Despegarse una uña no es divertido. Aunque pueda parecerlo. Y si lo sé es porque el sábado pasé cerca de una hora con una angustia terrible, un dolor insoportable, y un reguero de sangre saliendo de mi dedo meñique derecho.
La forma de despegar la uña fue bastante sencilla: pasando la bayeta por la encimera. Sí, así fue. En uno de mis ataques de limpieza compulsiva decidí sacar brillo a la encimera, y en eso estaba cuando, sin saber ni cómo ni por qué, mi dedo meñique se lanzó de cabeza contra la esquinita derecha de la base de la thermomix. ¡Ay! ¡mi thermomix! con lo que yo la quiero, y decide pagarme así.
Menos mal que Miq estaba en casa, porque nada como un “claro que te duele, ¿acaso no sabes que eso de despegar uñas lo usaban a modo de tortura?” para que una se sienta mejor. Ni ea, ea; ni cura sana, ni nada similar… y allí estaba yo, sin querer llorar (aunque los lagrimones de dolor caían por mi cara) y deseando terminar de recorrer los 10 metros de pasillo que me separaban de la habitación para dejarme caer en la cama y evitar el desmayo que veía se avecinaba.

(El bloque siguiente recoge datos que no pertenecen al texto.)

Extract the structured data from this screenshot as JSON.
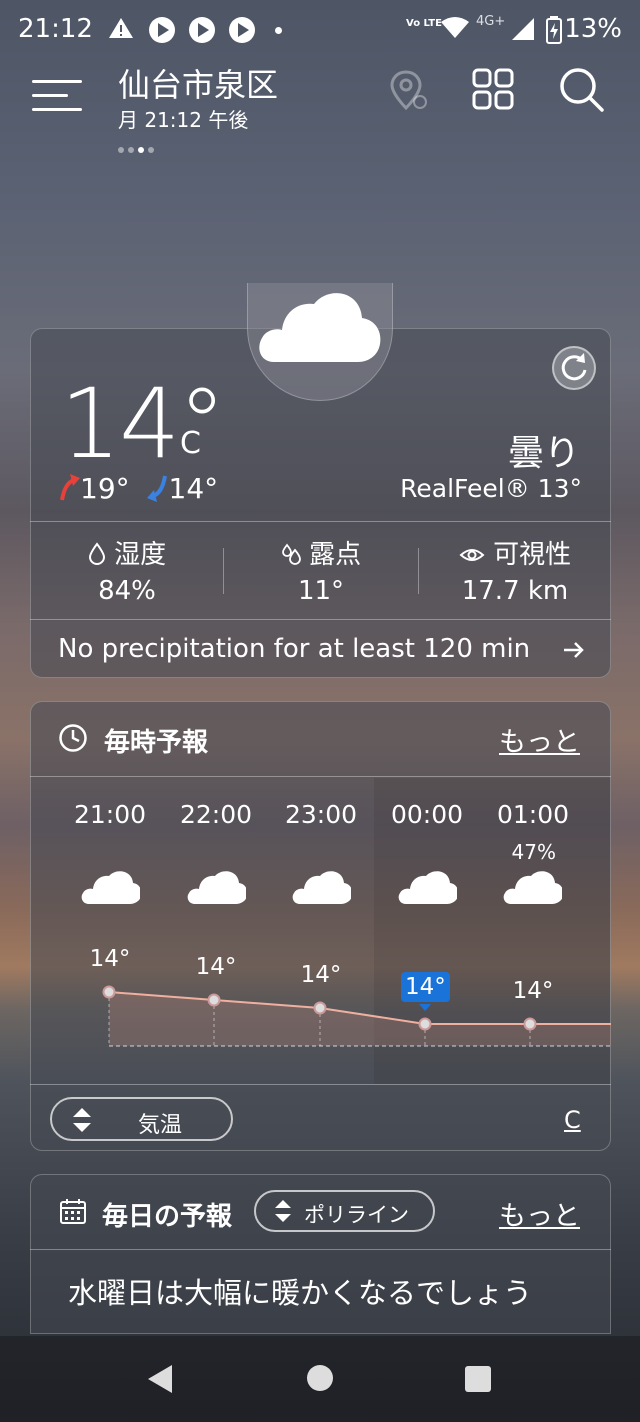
{
  "status_bar": {
    "time": "21:12",
    "network": "4G+",
    "volte": "Vo LTE",
    "battery": "13%"
  },
  "header": {
    "city": "仙台市泉区",
    "datetime": "月 21:12 午後"
  },
  "current": {
    "temperature": "14°",
    "unit": "C",
    "high": "19°",
    "low": "14°",
    "condition": "曇り",
    "realfeel": "RealFeel® 13°",
    "metrics": [
      {
        "label": "湿度",
        "value": "84%",
        "icon": "droplet-icon"
      },
      {
        "label": "露点",
        "value": "11°",
        "icon": "dew-icon"
      },
      {
        "label": "可視性",
        "value": "17.7 km",
        "icon": "eye-icon"
      }
    ],
    "precipitation": "No precipitation for at least 120 min",
    "colors": {
      "high_arrow": "#e8413a",
      "low_arrow": "#3b82e0"
    }
  },
  "hourly": {
    "title": "毎時予報",
    "more": "もっと",
    "hours": [
      {
        "time": "21:00",
        "temp": "14°",
        "precip": ""
      },
      {
        "time": "22:00",
        "temp": "14°",
        "precip": ""
      },
      {
        "time": "23:00",
        "temp": "14°",
        "precip": ""
      },
      {
        "time": "00:00",
        "temp": "14°",
        "precip": ""
      },
      {
        "time": "01:00",
        "temp": "14°",
        "precip": "47%"
      }
    ],
    "selected_index": 3,
    "selected_color": "#1a73d9",
    "metric_toggle": "気温",
    "unit": "C"
  },
  "daily": {
    "title": "毎日の予報",
    "view_toggle": "ポリライン",
    "more": "もっと",
    "headline": "水曜日は大幅に暖かくなるでしょう"
  }
}
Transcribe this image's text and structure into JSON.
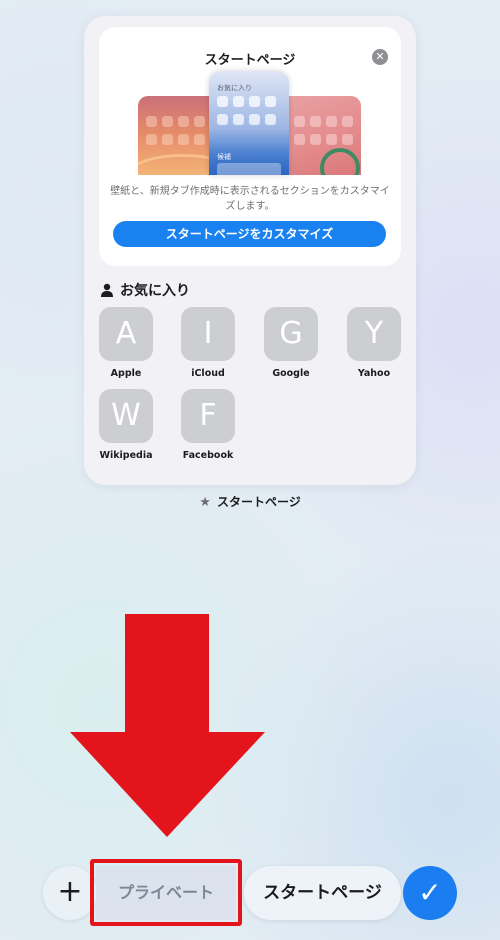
{
  "start_page_card": {
    "title": "スタートページ",
    "close_icon": "close-icon",
    "preview": {
      "favorites_label": "お気に入り",
      "suggestions_label": "候補"
    },
    "description": "壁紙と、新規タブ作成時に表示されるセクションをカスタマイズします。",
    "customize_button": "スタートページをカスタマイズ"
  },
  "favorites": {
    "header": "お気に入り",
    "icon": "person-icon",
    "items": [
      {
        "letter": "A",
        "name": "Apple"
      },
      {
        "letter": "I",
        "name": "iCloud"
      },
      {
        "letter": "G",
        "name": "Google"
      },
      {
        "letter": "Y",
        "name": "Yahoo"
      },
      {
        "letter": "W",
        "name": "Wikipedia"
      },
      {
        "letter": "F",
        "name": "Facebook"
      }
    ]
  },
  "tab_label": {
    "icon": "star-icon",
    "text": "スタートページ"
  },
  "toolbar": {
    "add_icon": "plus-icon",
    "private_label": "プライベート",
    "start_page_label": "スタートページ",
    "done_icon": "checkmark-icon"
  },
  "colors": {
    "accent": "#1a82f0",
    "annotation_red": "#e3141c",
    "tile_gray": "#cdced2"
  }
}
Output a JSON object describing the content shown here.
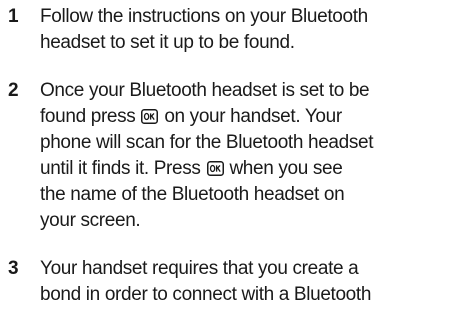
{
  "steps": [
    {
      "number": "1",
      "lines": [
        "Follow the instructions on your Bluetooth",
        "headset to set it up to be found."
      ]
    },
    {
      "number": "2",
      "line1": "Once your Bluetooth headset is set to be",
      "line2_before": "found press",
      "line2_after": "on your handset. Your",
      "line3": "phone will scan for the Bluetooth headset",
      "line4_before": "until it finds it. Press",
      "line4_after": "when you see",
      "line5": "the name of the Bluetooth headset on",
      "line6": "your screen."
    },
    {
      "number": "3",
      "lines": [
        "Your handset requires that you create a",
        "bond in order to connect with a Bluetooth"
      ]
    }
  ],
  "icons": {
    "ok_key": "ok-key-icon"
  }
}
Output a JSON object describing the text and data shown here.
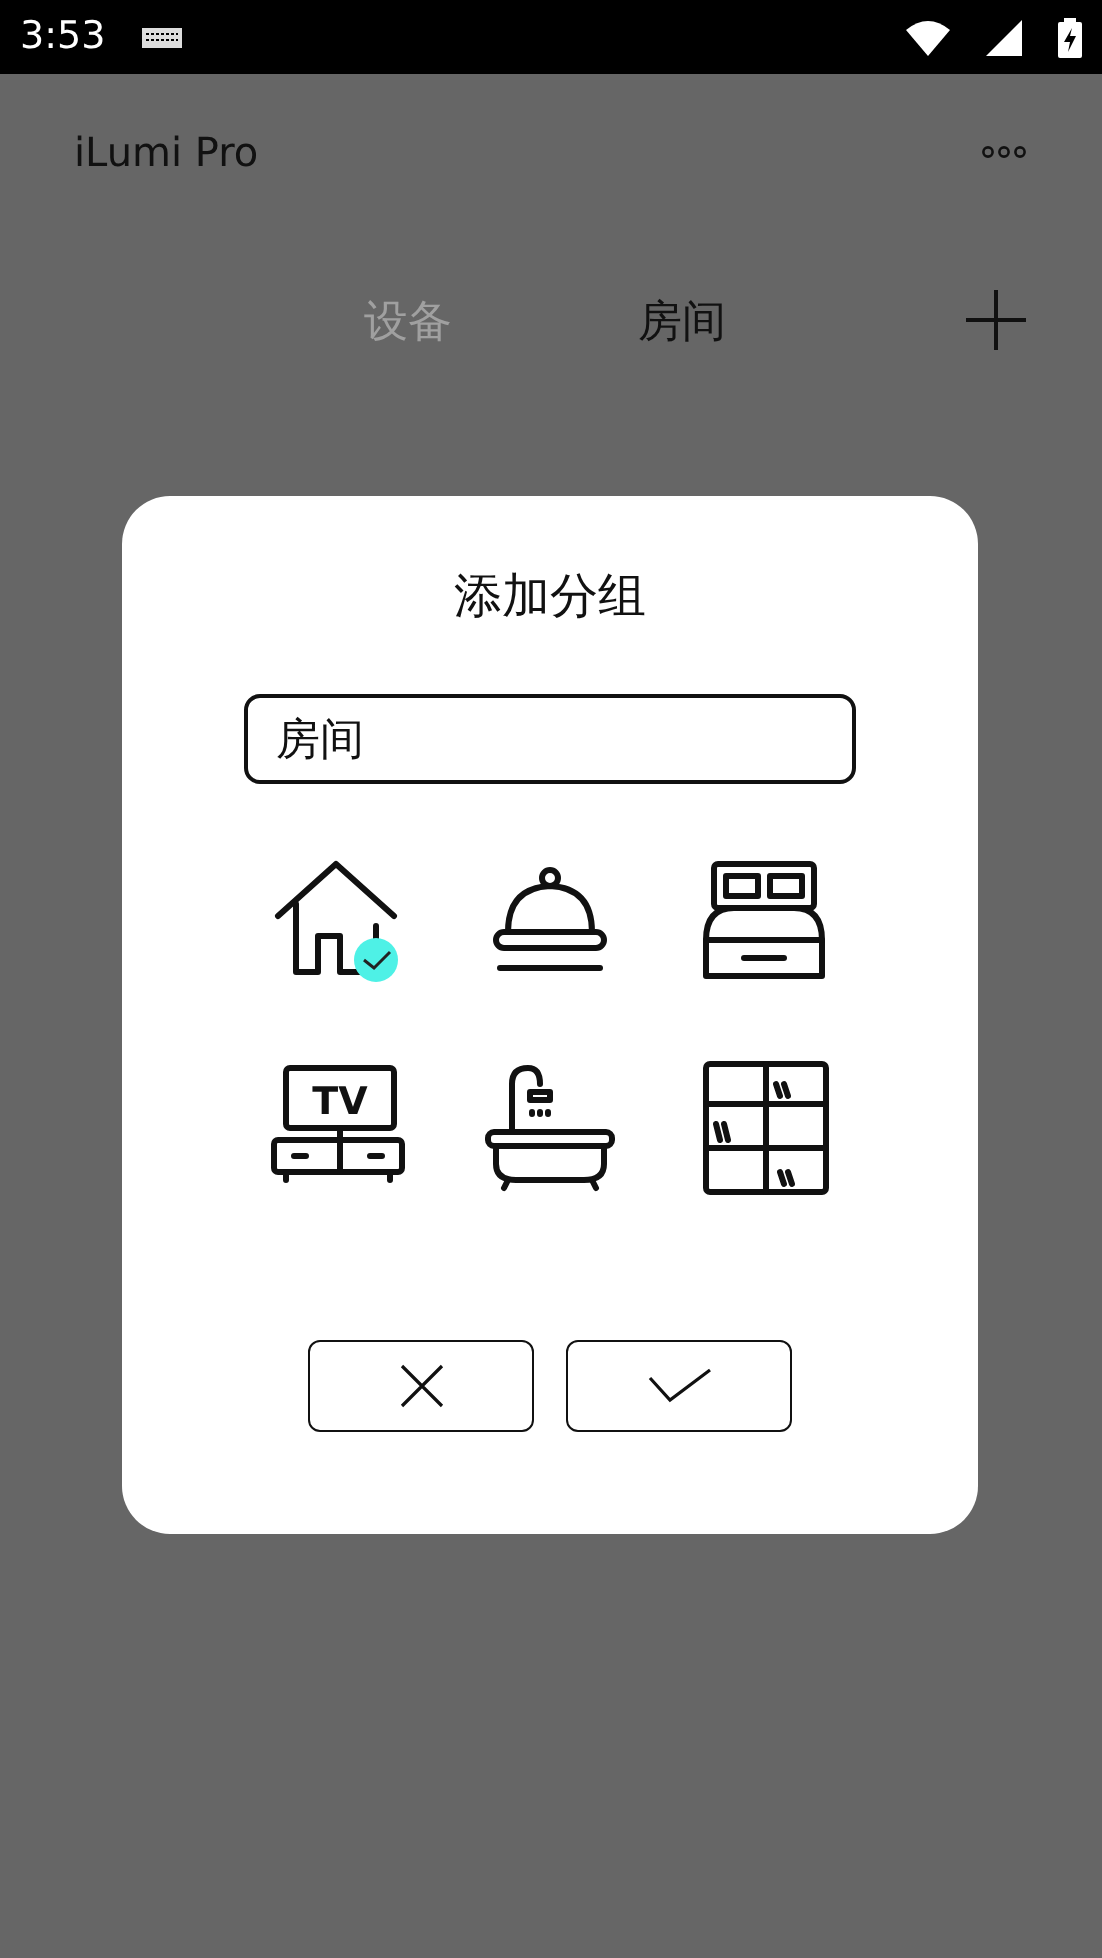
{
  "status_bar": {
    "time": "3:53"
  },
  "app_bar": {
    "title": "iLumi Pro"
  },
  "tabs": [
    {
      "label": "设备",
      "selected": false
    },
    {
      "label": "房间",
      "selected": true
    }
  ],
  "dialog": {
    "title": "添加分组",
    "field": {
      "value": "房间"
    },
    "icons": [
      {
        "kind": "house",
        "selected": true
      },
      {
        "kind": "cloche",
        "selected": false
      },
      {
        "kind": "bed",
        "selected": false
      },
      {
        "kind": "tv",
        "selected": false,
        "label": "TV"
      },
      {
        "kind": "bathtub",
        "selected": false
      },
      {
        "kind": "shelf",
        "selected": false
      }
    ]
  }
}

Para no asustar al personal, aclararé que, afortunadamente, no se despegó del todo, y ni tan siquiera fue la uña entera. Así que ahora tengo un cuarto de uña (aprox) amoratado por la sangre; y aunque de vez en cuando me da un dolorcillo, sólo me acuerdo del “accidente” cuando escribo sobre teclado – como ahora – o cuando como mandarinas, la fruta actual de temporada, y que me pirra, para más inri. Ains, ¡qué cruz!